I like natural disasters and I think that they may be the highest form of art possible to experience. Walter de Maria
The work of Jozef Mrva Jr. has long included representations of the landscape. Like everything else in his work, nature is subjected to a detailed, almost obsessive analysis. The artist uses the geosystem as a flexible principle where the laws of physics do not apply and environments can be construed imaginatively, cycled ad infinitum. Map / grid / atoll / trash. Jozev Mrva’s fundamental platform is the post-internet tangle of symbols, reflecting his authentic fascination with natural principles, as well as a no less authentic exasperation at humanity’s systematic mistreatment of nature.
For the sake of sanity, the brain and the eyes keep things simple. But take away the sense of sight and suddenly things are not so simple. Olafur Eliasson
De-construction / geo-metry / infra-structure / u-topos (non-place).
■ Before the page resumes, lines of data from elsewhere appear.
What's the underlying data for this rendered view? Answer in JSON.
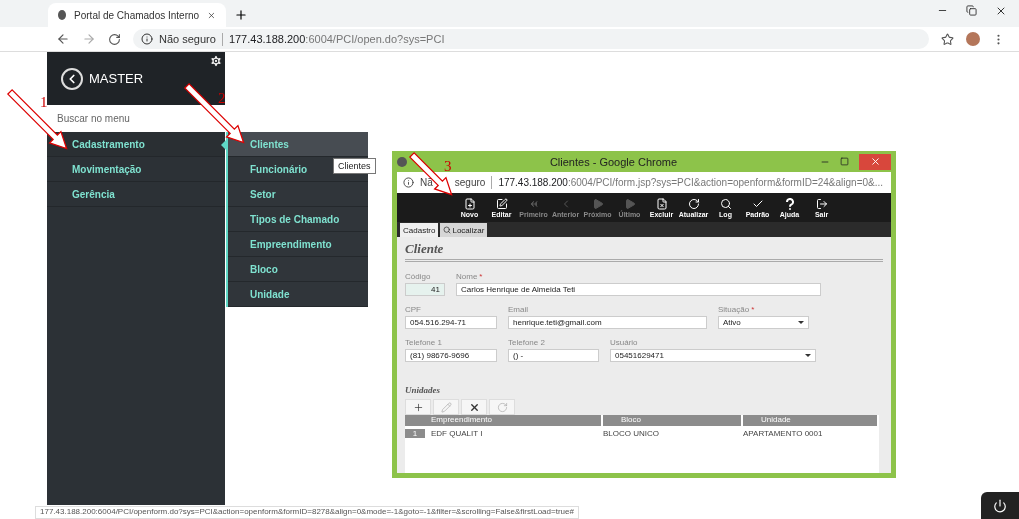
{
  "browser": {
    "tab_title": "Portal de Chamados Interno",
    "security": "Não seguro",
    "url_host": "177.43.188.200",
    "url_path": ":6004/PCI/open.do?sys=PCI"
  },
  "sidebar": {
    "title": "MASTER",
    "search": {
      "placeholder": "Buscar no menu"
    },
    "items": [
      {
        "label": "Cadastramento",
        "selected": true
      },
      {
        "label": "Movimentação",
        "selected": false
      },
      {
        "label": "Gerência",
        "selected": false
      }
    ]
  },
  "submenu": {
    "items": [
      {
        "label": "Clientes",
        "selected": true
      },
      {
        "label": "Funcionário",
        "selected": false
      },
      {
        "label": "Setor",
        "selected": false
      },
      {
        "label": "Tipos de Chamado",
        "selected": false
      },
      {
        "label": "Empreendimento",
        "selected": false
      },
      {
        "label": "Bloco",
        "selected": false
      },
      {
        "label": "Unidade",
        "selected": false
      }
    ]
  },
  "tooltip": "Clientes",
  "popup": {
    "title": "Clientes - Google Chrome",
    "security_parts": [
      "Nã",
      "seguro"
    ],
    "url_host": "177.43.188.200",
    "url_path": ":6004/PCI/form.jsp?sys=PCI&action=openform&formID=24&align=0&...",
    "toolbar": [
      {
        "label": "Novo",
        "disabled": false
      },
      {
        "label": "Editar",
        "disabled": false
      },
      {
        "label": "Primeiro",
        "disabled": true
      },
      {
        "label": "Anterior",
        "disabled": true
      },
      {
        "label": "Próximo",
        "disabled": true
      },
      {
        "label": "Último",
        "disabled": true
      },
      {
        "label": "Excluir",
        "disabled": false
      },
      {
        "label": "Atualizar",
        "disabled": false
      },
      {
        "label": "Log",
        "disabled": false
      },
      {
        "label": "Padrão",
        "disabled": false
      },
      {
        "label": "Ajuda",
        "disabled": false
      },
      {
        "label": "Sair",
        "disabled": false
      }
    ],
    "tabs": [
      {
        "label": "Cadastro",
        "selected": true
      },
      {
        "label": "Localizar",
        "selected": false
      }
    ],
    "section_title": "Cliente",
    "field_rows": [
      [
        {
          "label": "Código",
          "value": "41",
          "kind": "number"
        },
        {
          "label": "Nome",
          "required_mark": "*",
          "value": "Carlos Henrique de Almeida Teti",
          "kind": "text"
        }
      ],
      [
        {
          "label": "CPF",
          "value": "054.516.294-71",
          "kind": "text"
        },
        {
          "label": "Email",
          "value": "henrique.teti@gmail.com",
          "kind": "text"
        },
        {
          "label": "Situação",
          "required_mark": "*",
          "value": "Ativo",
          "kind": "select"
        }
      ],
      [
        {
          "label": "Telefone 1",
          "value": "(81) 98676-9696",
          "kind": "text"
        },
        {
          "label": "Telefone 2",
          "value": "() -",
          "kind": "text"
        },
        {
          "label": "Usuário",
          "value": "05451629471",
          "kind": "select"
        }
      ]
    ],
    "subsection_title": "Unidades",
    "grid_tools": [
      {
        "disabled": false
      },
      {
        "disabled": true
      },
      {
        "disabled": false
      },
      {
        "disabled": true
      }
    ],
    "grid": {
      "columns": [
        "Empreendimento",
        "Bloco",
        "Unidade"
      ],
      "rows": [
        {
          "number": "1",
          "cells": [
            "EDF QUALIT I",
            "BLOCO UNICO",
            "APARTAMENTO 0001"
          ]
        }
      ]
    }
  },
  "status_url": "177.43.188.200:6004/PCI/openform.do?sys=PCI&action=openform&formID=8278&align=0&mode=-1&goto=-1&filter=&scrolling=False&firstLoad=true#",
  "annotations": [
    {
      "label": "1"
    },
    {
      "label": "2"
    },
    {
      "label": "3"
    }
  ]
}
Jan Poupě has established for himself a stable, unique position among Czech visual artists, and not only because of his masterful painting technique, but also thanks to his broadly-thinking imaginative mind. Standing in front of his works, we experience an intense feeling of satisfaction at the craft which the artwork displays, as well as a blissful immersion into the artist’s imagination. We witness an architecturally constructed landscape – distant and yet highly subjective – which counts on the physical perspective of the spectator.